5. Esse tipo de psicologia parece ser o que pode explicar a tranquilidade com que os indígenas que iam ser mortos nos rituais antropofágicos como o exposto por Hans Staden, no qual a certeza dos parentes vingarem-se fazia com que o guerreiro capturado não temesse a morte e mesmo fosse vergonhoso para ele fugir do cativeiro (Staden 2010 [1557], p. 91; Métraux 1979, p. 118). Se a manutenção do ethos do grupo (ou seja, a vida do indivíduo-coletivo) dependia da morte do divíduo, ele assim encarava sem mais problemas — sua essência individual não morreria com seu fim pessoal, ela estava nos parentes vivos.

Notas
[1] Essa distinção é apenas idealmente algo bem definido. No nível prático, os que veem a si mesmos como brancos em geral excluem da humanidade em várias ocasiões aqueles que não fazem parte da mesma classe social, não falam o mesmo idioma, não tem a mesma cor de pele ou não compartilham o mesmo modo de pensar ganancioso. Em várias ocasiões uma segunda classe de humanidade, relegando a uma posição tutelada pobres, negros, indígenas, etc. é usada de forma não explícita, colocando a primazia do direito e existência — e por consequência a verdeira humanidade — no humano ocidental rico, branco, em especial o "latifundiário" e o "empreendedor urbano", os modelos ideais dentro do pensar ocidental, relegando aos tutelados uma posição em que não podem responder por si próprios. No ocidente, humanidade é associada à liberdade de decisão e liberdade de decisão é associada a dinheiro.
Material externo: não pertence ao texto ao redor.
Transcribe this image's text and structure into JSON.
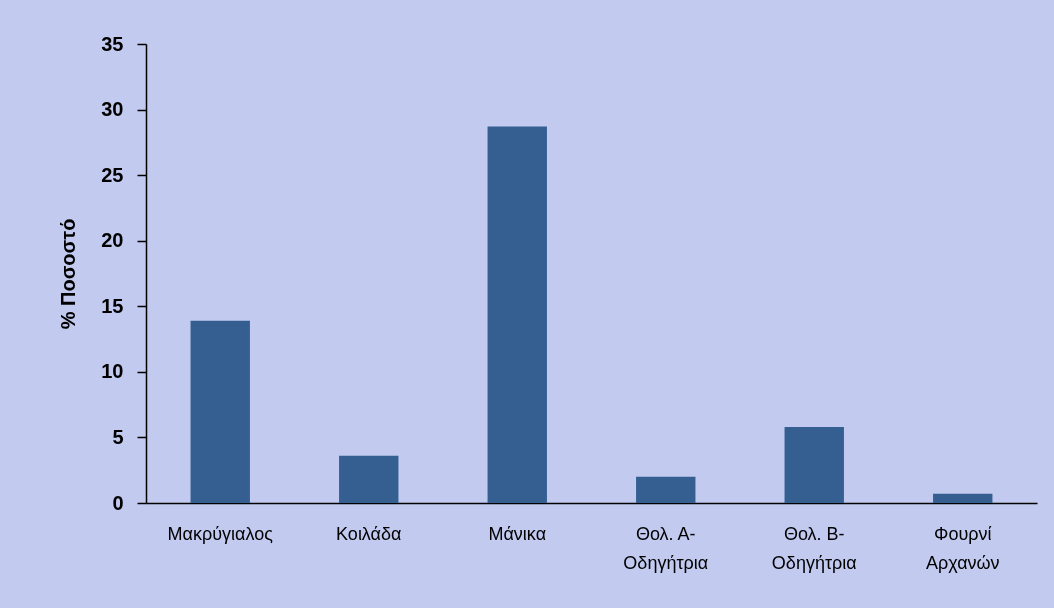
{
  "chart_data": {
    "type": "bar",
    "ylabel": "% Ποσοστό",
    "categories": [
      "Μακρύγιαλος",
      "Κοιλάδα",
      "Μάνικα",
      "Θολ. Α-Οδηγήτρια",
      "Θολ. Β-Οδηγήτρια",
      "Φουρνί Αρχανών"
    ],
    "values": [
      13.9,
      3.6,
      28.7,
      2.0,
      5.8,
      0.7
    ],
    "color": "#365f91",
    "ylim": [
      0,
      35
    ],
    "yticks": [
      0,
      5,
      10,
      15,
      20,
      25,
      30,
      35
    ]
  }
}
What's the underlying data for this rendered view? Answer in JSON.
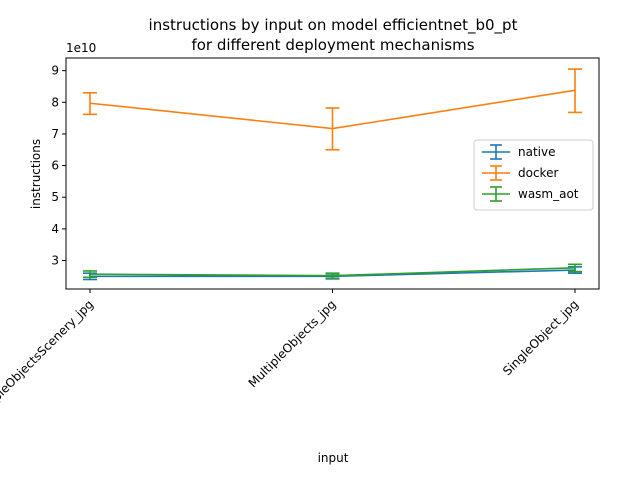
{
  "chart_data": {
    "type": "line",
    "title_line1": "instructions by input on model efficientnet_b0_pt",
    "title_line2": "for different deployment mechanisms",
    "xlabel": "input",
    "ylabel": "instructions",
    "y_offset_label": "1e10",
    "categories": [
      "MultipleObjectsScenery_jpg",
      "MultipleObjects_jpg",
      "SingleObject_jpg"
    ],
    "ylim": [
      2.1,
      9.4
    ],
    "yticks": [
      3,
      4,
      5,
      6,
      7,
      8,
      9
    ],
    "ytick_labels": [
      "3",
      "4",
      "5",
      "6",
      "7",
      "8",
      "9"
    ],
    "legend_position": "center-right",
    "series": [
      {
        "name": "native",
        "color": "#1f77b4",
        "values": [
          2.5,
          2.5,
          2.7
        ],
        "err_low": [
          2.4,
          2.42,
          2.6
        ],
        "err_high": [
          2.6,
          2.58,
          2.8
        ]
      },
      {
        "name": "docker",
        "color": "#ff7f0e",
        "values": [
          7.97,
          7.17,
          8.38
        ],
        "err_low": [
          7.62,
          6.5,
          7.68
        ],
        "err_high": [
          8.3,
          7.82,
          9.05
        ]
      },
      {
        "name": "wasm_aot",
        "color": "#2ca02c",
        "values": [
          2.57,
          2.52,
          2.77
        ],
        "err_low": [
          2.47,
          2.44,
          2.65
        ],
        "err_high": [
          2.67,
          2.6,
          2.88
        ]
      }
    ]
  }
}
[2] Thevet diz que seus nomes são "Iachu" e "tatà", os quais são aparentemente as palavras em tupi antigo para Lua, Îasý, e fogo, Tatá .
[3] Esse nome certamente não está correto, o tupi antigo não tem os sons /l/ nem /f/.
[4] Algo curioso é que o jaguar sul-americano possui uma posição similar ao dos ursos no norte da América e noroeste asiático, isto é, ocupa a posição 3, o predador absoluto, na cadeia alimentar. Todavia, enquanto povos nativos do norte da américa e noroeste da Ásia possuem um complexo ritual no qual caçam e comem o urso, os sul-americanos nativos não comem a carne da onça, mesmo nas raras ocasiões em que a caçam.
[5] Veja a nota 1.

Bibliografia
ALBERT, Bruce (1999). Povos Indígenas do Brasil: Yanomami. In: Instituto Socioambiental. <pib.socioambiental.org/pt/povo/yanomami/581>. Acesso em 27/07/2018.
ALDÈ, Veronica (2013). Sustentando o Cerrado na Respiração do Maracá: conversas com os Mestres Krahô. Brasília, Dissertação de Mestrado.
MÉTRAUX, Alfred (1979). A Religião dos Tupinambás e suas relações com a das demais tribos tupi-guaranis. Prefácio, tradução e notas de Estevão Pinto. 2 ed. São Paulo, Brasiliana.
STADEN, Hans (2010 [1557]). Duas viagens ao Brasil: primeiros registros sobre o Brasil. Trad. Angel Bojadsen. Porto Alegre, L&PM.
THEVET, André (1575). La Cosmographie Vniverselle d'André Thevet Cosmographe dv Roy. Ilustree de diverses figvres des choses plvs remarqvables vevës par l'auteur, & incogneuës de noz Anciens & modernes. Tome Second. Paris. pp. 913b-920b.